Molecular biology can also help with understanding of spatial patterns of occurrence of the less-known 5-needle pines and of evolutionary history and intraspecific variations, research in these aspects has not started yet in China since biochemical andmolecular genetic markers in biosystematic and biogeographic studies of forest trees have proven to be a powerful means (Adams, 1992; Straus et al., 1992). Conservation strategy can, otherwise, not be established at sound scientific bases.
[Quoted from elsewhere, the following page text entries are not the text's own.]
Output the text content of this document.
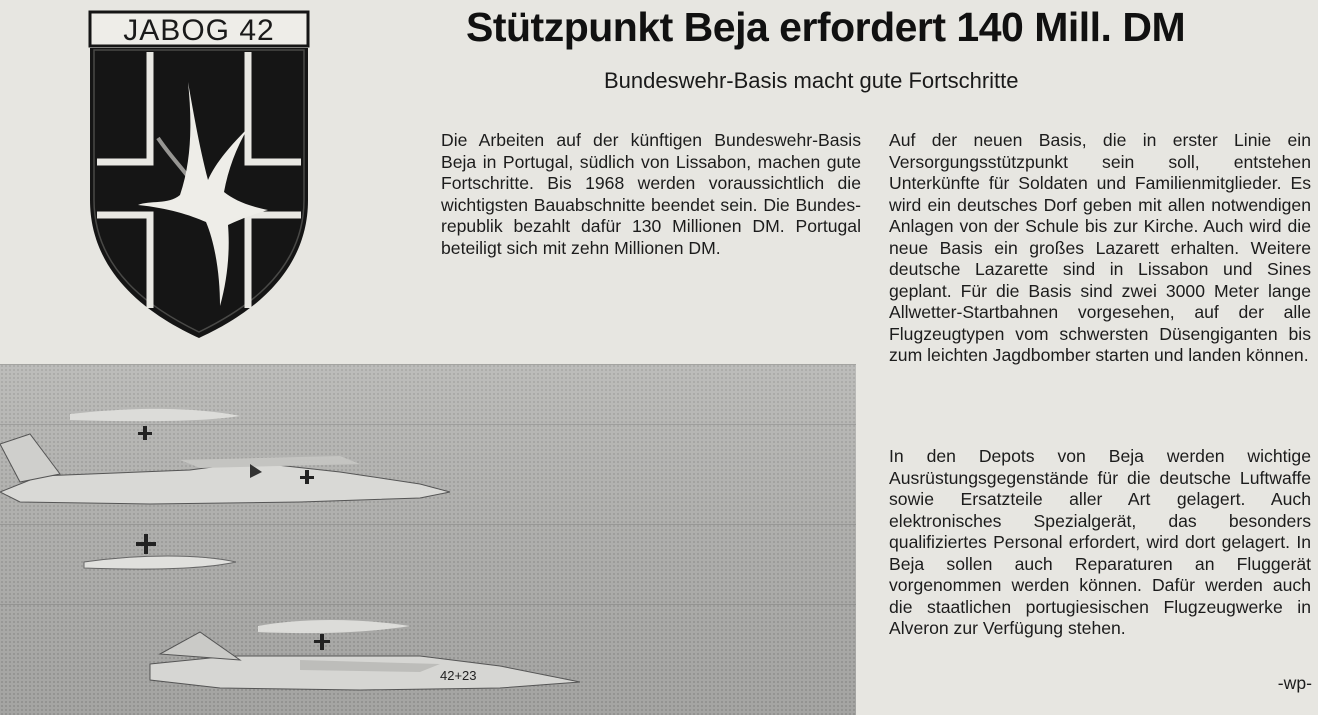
JABOG 42	Stützpunkt Beja erfordert 140 Mill. DM
Bundeswehr-Basis macht gute Fortschritte

Die Arbeiten auf der künftigen Bundeswehr-Basis Beja in Portugal, südlich von Lissabon, machen gute Fortschritte. Bis 1968 werden voraussichtlich die wichtigsten Bauabschnitte beendet sein. Die Bundesrepublik bezahlt dafür 130 Millionen DM. Portugal beteiligt sich mit zehn Millionen DM.

Auf der neuen Basis, die in erster Linie ein Versorgungsstützpunkt sein soll, entstehen Unterkünfte für Soldaten und Familienmitglieder. Es wird ein deutsches Dorf geben mit allen notwendigen Anlagen von der Schule bis zur Kirche. Auch wird die neue Basis ein großes Lazarett erhalten. Weitere deutsche Lazarette sind in Lissabon und Sines geplant. Für die Basis sind zwei 3000 Meter lange Allwetter-Startbahnen vorgesehen, auf der alle Flugzeugtypen vom schwersten Düsengiganten bis zum leichten Jagdbomber starten und landen können.

In den Depots von Beja werden wichtige Ausrüstungsgegenstände für die deutsche Luftwaffe sowie Ersatzteile aller Art gelagert. Auch elektronisches Spezialgerät, das besonders qualifiziertes Personal erfordert, wird dort gelagert. In Beja sollen auch Reparaturen an Fluggerät vorgenommen werden können. Dafür werden auch die staatlichen portugiesischen Flugzeugwerke in Alveron zur Verfügung stehen.

-wp-
42+23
The remained genetic resources of P. koraiensis are mostly protected in the nature reserves, whereas, the outstanding seed stands of P. armandii which had been identified in the previous provenance trials have not been integrated into activities of forest management, Gene management is a crucial component of sustainable forest management (Eriksson et al., 1993; Pamlberg-Lerch, 1999).

It must be noticed that no activities have so far been undertaken of research in resistance breeding for any species of 5-needle pines in East Asia, however, many studies have shown evidences that P. koraiensis and P. armandii are, in natural stands and plantations, suffering from diseases and insect attacks (Xue et al., 1995; Tang et al., 1999; Li et al., 2000).

Since the genetic resources are common heritage of the nature and shared among nations, a strategy for gene conservation and utilization of 5-needle pines should be developed and integrated into a regional action plan, as a whole, for the conservation of the forest genetic resources in East Asia as FAO and other concerned organizations have encouraged (Palmberg-Lerch, 2000; Sigaud et al., 2000).